ISSUES REGARDING CASTRATION IN DOGS

 

Politically correct conventional wisdom is not necessarily biologically correct. Also, old wives tale regarding testicles and behavioral matters are often just that.  The only true justifications for castrating dogs are

1) aggressive behavior toward other dogs in the same household

2) perianal adenoma in old dogs.

Aggression to other dogs in situations outside the house is pretty normal dog behavior.

 

Appropriate behavior.  Since your dog will be on lead or inside a secure fence at all times, there should be no problem with dogs outside your household.  However, if male house mates fight, and both need to stay with you, castration of one or both may solve the aggression problems.  If you fault your dog for being aggressive to acquaintances while being walked on lead, you should not.  He is guarding you.  That is simple.

 

Honorable behavior.  If your dog is aggressive in a 'dog park' where he is running free, or on the beach, or in the woods, or otherwise neutral territory, you need to do more training or keep him on leash.  Dogs that can manage such encounters without aggression are fine, but you cannot automatically expect an unknown dog to have friendly relations with animals from outside his own 'pack'. It goes against his whole evolution.  

 

Perianal adenomas, benign but messy tumors in old dogs may be treated by castration.

 

In terms of your dog's health, two overriding concerns are present.
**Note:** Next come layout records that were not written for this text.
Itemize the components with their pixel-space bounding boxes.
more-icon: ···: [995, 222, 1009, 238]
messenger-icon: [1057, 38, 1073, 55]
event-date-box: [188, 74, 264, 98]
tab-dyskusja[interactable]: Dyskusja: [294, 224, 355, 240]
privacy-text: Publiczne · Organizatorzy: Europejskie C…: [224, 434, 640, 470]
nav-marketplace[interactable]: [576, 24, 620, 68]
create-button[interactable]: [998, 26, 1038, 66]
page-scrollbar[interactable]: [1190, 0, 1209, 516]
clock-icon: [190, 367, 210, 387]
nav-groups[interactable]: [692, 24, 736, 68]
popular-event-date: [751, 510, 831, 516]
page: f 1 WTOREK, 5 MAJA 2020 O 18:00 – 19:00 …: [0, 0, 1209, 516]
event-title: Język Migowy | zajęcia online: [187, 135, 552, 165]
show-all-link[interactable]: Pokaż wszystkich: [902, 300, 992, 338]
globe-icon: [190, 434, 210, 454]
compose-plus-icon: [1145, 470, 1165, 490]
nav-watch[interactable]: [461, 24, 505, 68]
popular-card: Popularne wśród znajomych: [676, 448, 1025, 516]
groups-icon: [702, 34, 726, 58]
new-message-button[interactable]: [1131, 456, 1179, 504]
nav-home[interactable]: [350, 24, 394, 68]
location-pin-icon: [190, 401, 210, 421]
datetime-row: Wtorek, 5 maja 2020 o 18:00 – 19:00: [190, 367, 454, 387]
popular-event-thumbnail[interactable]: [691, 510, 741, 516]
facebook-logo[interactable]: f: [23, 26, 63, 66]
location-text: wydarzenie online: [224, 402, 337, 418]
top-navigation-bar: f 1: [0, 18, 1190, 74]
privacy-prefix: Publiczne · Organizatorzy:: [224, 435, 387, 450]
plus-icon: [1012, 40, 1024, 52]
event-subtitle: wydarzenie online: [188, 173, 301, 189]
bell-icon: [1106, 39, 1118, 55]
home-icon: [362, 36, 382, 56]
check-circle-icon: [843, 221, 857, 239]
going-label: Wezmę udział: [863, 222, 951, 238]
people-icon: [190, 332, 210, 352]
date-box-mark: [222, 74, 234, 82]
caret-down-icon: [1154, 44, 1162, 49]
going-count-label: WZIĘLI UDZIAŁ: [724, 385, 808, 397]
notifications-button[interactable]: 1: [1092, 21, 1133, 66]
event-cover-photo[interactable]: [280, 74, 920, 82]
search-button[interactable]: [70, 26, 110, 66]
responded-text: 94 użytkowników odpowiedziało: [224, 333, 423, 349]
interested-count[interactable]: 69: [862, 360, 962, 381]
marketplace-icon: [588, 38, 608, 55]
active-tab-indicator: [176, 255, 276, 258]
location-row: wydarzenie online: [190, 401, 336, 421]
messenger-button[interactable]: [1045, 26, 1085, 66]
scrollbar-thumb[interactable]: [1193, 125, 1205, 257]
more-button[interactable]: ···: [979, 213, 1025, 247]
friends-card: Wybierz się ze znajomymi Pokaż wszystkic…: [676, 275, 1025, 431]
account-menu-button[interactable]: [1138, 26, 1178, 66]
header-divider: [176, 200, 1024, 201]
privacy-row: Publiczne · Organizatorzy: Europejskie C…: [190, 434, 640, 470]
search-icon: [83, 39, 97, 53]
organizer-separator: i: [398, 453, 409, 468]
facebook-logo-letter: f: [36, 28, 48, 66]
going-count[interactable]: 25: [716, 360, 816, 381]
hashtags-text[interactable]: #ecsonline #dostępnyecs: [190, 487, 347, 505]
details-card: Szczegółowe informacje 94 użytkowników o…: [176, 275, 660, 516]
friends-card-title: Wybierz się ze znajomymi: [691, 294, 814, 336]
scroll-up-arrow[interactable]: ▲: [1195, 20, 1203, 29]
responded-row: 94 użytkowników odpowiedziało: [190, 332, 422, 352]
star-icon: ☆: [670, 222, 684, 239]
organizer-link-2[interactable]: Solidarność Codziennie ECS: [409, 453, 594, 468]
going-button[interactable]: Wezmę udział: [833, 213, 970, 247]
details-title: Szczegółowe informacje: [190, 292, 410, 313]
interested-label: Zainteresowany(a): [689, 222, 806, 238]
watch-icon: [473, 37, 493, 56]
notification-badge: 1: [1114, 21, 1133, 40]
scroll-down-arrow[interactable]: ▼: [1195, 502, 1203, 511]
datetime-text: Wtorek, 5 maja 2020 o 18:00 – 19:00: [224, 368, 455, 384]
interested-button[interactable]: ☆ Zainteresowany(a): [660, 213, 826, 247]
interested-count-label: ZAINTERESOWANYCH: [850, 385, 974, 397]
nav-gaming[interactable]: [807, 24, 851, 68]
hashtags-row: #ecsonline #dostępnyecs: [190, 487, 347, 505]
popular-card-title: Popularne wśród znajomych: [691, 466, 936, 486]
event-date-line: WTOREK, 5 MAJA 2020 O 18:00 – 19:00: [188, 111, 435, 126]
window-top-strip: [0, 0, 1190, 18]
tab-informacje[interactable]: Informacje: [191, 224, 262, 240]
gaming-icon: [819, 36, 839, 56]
Castration at an early age will cause the dog to become overly tall, as the growth plates in the long bones will not close at the appropriate time; additionally, the dog will lack breadth of chest.  The combination of these two factors sets the stage for your dog to have painful orthopedic problems. The OFA has published articles on this subject.  An early age means below 1 year in small and medium sized dogs, and below 2 to 2.5 years in large and giant breeds.  The statement that your dog will not automatically gain weight is rubbish.  Removing sexual hormones will change his metabolism and make your dog more sluggish, resulting almost inevitably in weight gain.  Also, muscle tone will decline after castration, and the classic result of this is a fat dog in poor muscle tone that ends up having a cruciate ligament rupture in the knee.  Can you avoid the consequences to weight and condition?  Sure in the ideal world it's possible, but in the real world, the overwhelming percentage of owners do not succeed in this endeavor.

 

The second concern regarding your dog's health is highly malignant prostate cancer.  Virtually all malignant prostatic tumors in dogs occur in castrated dogs.  Castrating your dog puts him at risk for one of the worst cancers he can get.  While you remove the very slight risk of testicular cancer in castrated dogs, that's a small matter; the incidence of testicular cancer is so minimal.  Also, almost all testicular cancers in dogs are benign.  If we find a testicular tumor, we normally remove the testicle with the mass and leave the remaining one intact.  The relative incidence and severity of the tumors of the prostate relative to tumors of the testicle make the decision to keep your dog intact a virtual no-brainer.  The information on the incidence of prostatic malignancies was obtained through a very large study of the records at veterinary colleges. These findings have been published for several years.  Infection or inflammation of the prostate may occur in intact male dogs that are chronically exposed to bitches in heat.  These are often worrisome to owners who seem to confuse prostatitis with the more serious prostate cancer.  Prostatic infections are easily treated, and not, per se, a reason for castration.  So, the bottom line is:

 

1. Never castrate your dog because it is Politically Correct

 

2. Only castrate your dog if his home life is at risk due to dog- to-dog aggression, or if, at the age of 11 years or so, he develops a perianal adenoma.